Dioh, whose firm has considered a climate-focused investment vehicle, said she feels that too many “dedicated’ funds are counter-productive. She would like to see more investors recognize that gender-lens investing is climate investing and commit to the gender-lens funds that already exist. “We already have a gender lens, so maybe we just advertise more the climate impact that we have.”

Local to global

Collectively, support for entrepreneurs like Grassland Cameroon and Kuli Kuli and local capital providers like WIC is as important to climate change adaptation as it is to mitigation, which is where most of the large sums of investment capital are currently flowing. 

“While there is a strong focus on mitigation, and the top three [carbon] emitters—China, India and the U.S.—we need to get it right in other countries, too,” said Richenda Van Leeuwen of the Aspen Network of Development Entrepreneurs, or ANDE. “If big countries like Nigeria and Ethiopia, with burgeoning middle-class development and large populations don’t get on low-carbon pathways today, than they will be the biggest emitters by 2050.”

“There is a great opportunity for us to align our capital,” towards climate-friendly economic development, she added. “Whether it’s electric vehicles and green transportation, water technologies and regenerative agriculture, there are just so many different areas that we can move into, and I think women can be at the forefront leading that.”

To this end, ANDE is partnering with Global Affairs Canada, the Aga Khan Foundation of Canada and World University Service of Canada on Accelerating Women Climate Entrepreneurs, an initiative to support women entrepreneurs to start and grow climate-related businesses in sub-Saharan Africa.  

New financial commitments are marrying gender-lens and climate investing. The U.S. International Development Finance Corp. and the Shell Foundation announced during the GenderSmart Summit in February a $145 million blended-finance commitment to invest in small businesses in Africa and Asia, which are on the frontlines of climate change.

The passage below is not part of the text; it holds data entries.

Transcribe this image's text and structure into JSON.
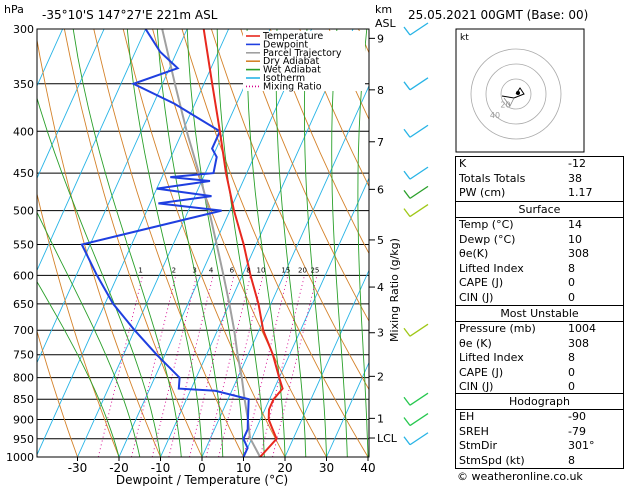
{
  "header": {
    "location": "-35°10'S 147°27'E 221m ASL",
    "datetime": "25.05.2021 00GMT (Base: 00)",
    "hpa_label": "hPa",
    "km_label": "km",
    "asl_label": "ASL"
  },
  "chart_data": {
    "type": "skew-t",
    "xlabel": "Dewpoint / Temperature (°C)",
    "ylabel_right": "Mixing Ratio (g/kg)",
    "x_ticks": [
      -30,
      -20,
      -10,
      0,
      10,
      20,
      30,
      40
    ],
    "pressure_levels": [
      300,
      350,
      400,
      450,
      500,
      550,
      600,
      650,
      700,
      750,
      800,
      850,
      900,
      950,
      1000
    ],
    "km_ticks": [
      {
        "label": "9",
        "p": 308
      },
      {
        "label": "8",
        "p": 356
      },
      {
        "label": "7",
        "p": 412
      },
      {
        "label": "6",
        "p": 471
      },
      {
        "label": "5",
        "p": 543
      },
      {
        "label": "4",
        "p": 620
      },
      {
        "label": "3",
        "p": 705
      },
      {
        "label": "2",
        "p": 797
      },
      {
        "label": "1",
        "p": 897
      },
      {
        "label": "LCL",
        "p": 948
      }
    ],
    "mixing_ratio_labels": [
      "1",
      "2",
      "3",
      "4",
      "6",
      "8",
      "10",
      "15",
      "20",
      "25"
    ],
    "legend": [
      "Temperature",
      "Dewpoint",
      "Parcel Trajectory",
      "Dry Adiabat",
      "Wet Adiabat",
      "Isotherm",
      "Mixing Ratio"
    ],
    "temperature": [
      {
        "p": 1000,
        "t": 14
      },
      {
        "p": 975,
        "t": 15
      },
      {
        "p": 950,
        "t": 16
      },
      {
        "p": 925,
        "t": 14
      },
      {
        "p": 900,
        "t": 12
      },
      {
        "p": 875,
        "t": 11
      },
      {
        "p": 850,
        "t": 11
      },
      {
        "p": 825,
        "t": 12
      },
      {
        "p": 800,
        "t": 10
      },
      {
        "p": 750,
        "t": 6
      },
      {
        "p": 700,
        "t": 1
      },
      {
        "p": 650,
        "t": -3
      },
      {
        "p": 600,
        "t": -8
      },
      {
        "p": 550,
        "t": -13
      },
      {
        "p": 500,
        "t": -19
      },
      {
        "p": 450,
        "t": -25
      },
      {
        "p": 400,
        "t": -31
      },
      {
        "p": 350,
        "t": -38
      },
      {
        "p": 300,
        "t": -46
      }
    ],
    "dewpoint": [
      {
        "p": 1000,
        "t": 10
      },
      {
        "p": 975,
        "t": 10
      },
      {
        "p": 950,
        "t": 8
      },
      {
        "p": 925,
        "t": 8
      },
      {
        "p": 900,
        "t": 7
      },
      {
        "p": 875,
        "t": 6
      },
      {
        "p": 850,
        "t": 5
      },
      {
        "p": 830,
        "t": -4
      },
      {
        "p": 825,
        "t": -13
      },
      {
        "p": 800,
        "t": -14
      },
      {
        "p": 750,
        "t": -22
      },
      {
        "p": 700,
        "t": -30
      },
      {
        "p": 650,
        "t": -38
      },
      {
        "p": 600,
        "t": -45
      },
      {
        "p": 550,
        "t": -52
      },
      {
        "p": 500,
        "t": -22
      },
      {
        "p": 490,
        "t": -38
      },
      {
        "p": 480,
        "t": -26
      },
      {
        "p": 470,
        "t": -40
      },
      {
        "p": 460,
        "t": -28
      },
      {
        "p": 455,
        "t": -38
      },
      {
        "p": 450,
        "t": -28
      },
      {
        "p": 430,
        "t": -29
      },
      {
        "p": 420,
        "t": -31
      },
      {
        "p": 400,
        "t": -31
      },
      {
        "p": 370,
        "t": -45
      },
      {
        "p": 350,
        "t": -57
      },
      {
        "p": 335,
        "t": -48
      },
      {
        "p": 320,
        "t": -54
      },
      {
        "p": 300,
        "t": -60
      }
    ],
    "parcel": [
      {
        "p": 1000,
        "t": 14
      },
      {
        "p": 948,
        "t": 9.5
      },
      {
        "p": 900,
        "t": 7
      },
      {
        "p": 850,
        "t": 4
      },
      {
        "p": 800,
        "t": 1
      },
      {
        "p": 750,
        "t": -2.5
      },
      {
        "p": 700,
        "t": -6
      },
      {
        "p": 650,
        "t": -10
      },
      {
        "p": 600,
        "t": -14.5
      },
      {
        "p": 550,
        "t": -19.5
      },
      {
        "p": 500,
        "t": -25
      },
      {
        "p": 450,
        "t": -31.5
      },
      {
        "p": 400,
        "t": -39
      },
      {
        "p": 350,
        "t": -47
      },
      {
        "p": 300,
        "t": -56
      }
    ]
  },
  "hodograph": {
    "label": "kt",
    "ring_labels": [
      "20",
      "40"
    ]
  },
  "indices": [
    {
      "label": "K",
      "value": "-12"
    },
    {
      "label": "Totals Totals",
      "value": "38"
    },
    {
      "label": "PW (cm)",
      "value": "1.17"
    }
  ],
  "surface": {
    "title": "Surface",
    "rows": [
      {
        "label": "Temp (°C)",
        "value": "14"
      },
      {
        "label": "Dewp (°C)",
        "value": "10"
      },
      {
        "label": "θe(K)",
        "value": "308"
      },
      {
        "label": "Lifted Index",
        "value": "8"
      },
      {
        "label": "CAPE (J)",
        "value": "0"
      },
      {
        "label": "CIN (J)",
        "value": "0"
      }
    ]
  },
  "most_unstable": {
    "title": "Most Unstable",
    "rows": [
      {
        "label": "Pressure (mb)",
        "value": "1004"
      },
      {
        "label": "θe (K)",
        "value": "308"
      },
      {
        "label": "Lifted Index",
        "value": "8"
      },
      {
        "label": "CAPE (J)",
        "value": "0"
      },
      {
        "label": "CIN (J)",
        "value": "0"
      }
    ]
  },
  "hodo_table": {
    "title": "Hodograph",
    "rows": [
      {
        "label": "EH",
        "value": "-90"
      },
      {
        "label": "SREH",
        "value": "-79"
      },
      {
        "label": "StmDir",
        "value": "301°"
      },
      {
        "label": "StmSpd (kt)",
        "value": "8"
      }
    ]
  },
  "copyright": "© weatheronline.co.uk",
  "colors": {
    "temperature": "#e8281e",
    "dewpoint": "#1f3fe0",
    "parcel": "#a0a0a0",
    "dry_adiabat": "#d4822a",
    "wet_adiabat": "#2aa02a",
    "isotherm": "#28b4e6",
    "mixing_ratio": "#d4008c"
  }
}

Van Leeuwen noted that accelerating climate entrepreneurship in emerging markets “is an area where we still have opportunities to grow and strengthen our impact. There are only about two dozen climate-focused enterprise accelerators building the investment pipeline in outside of North America, Europe and Australia. She added: “Capitalizing women’s entrepreneurship is going to help lead us through addressing climate change.”

“The flow of new IPOs, of new ideas into public markets depends on what all the other people on this call have talked about,” said Gorte, bringing the focus back to the public markets, which unlock the big dollars for sustainability, through thematic environmental, social and governance-themed, or ESG, investing. 

Equality, discrimination, climate change, biodiversity, resource depletion, “major investment players are talking about these problems because they are fiduciary responsibilities, they are financially material,” she observed. “Any progress that we make on any one of these things will make progress on all the rest of them that much easier. And the more we don’t make progress on any one of these things, the harder it will make solving everything. They all impact everything.”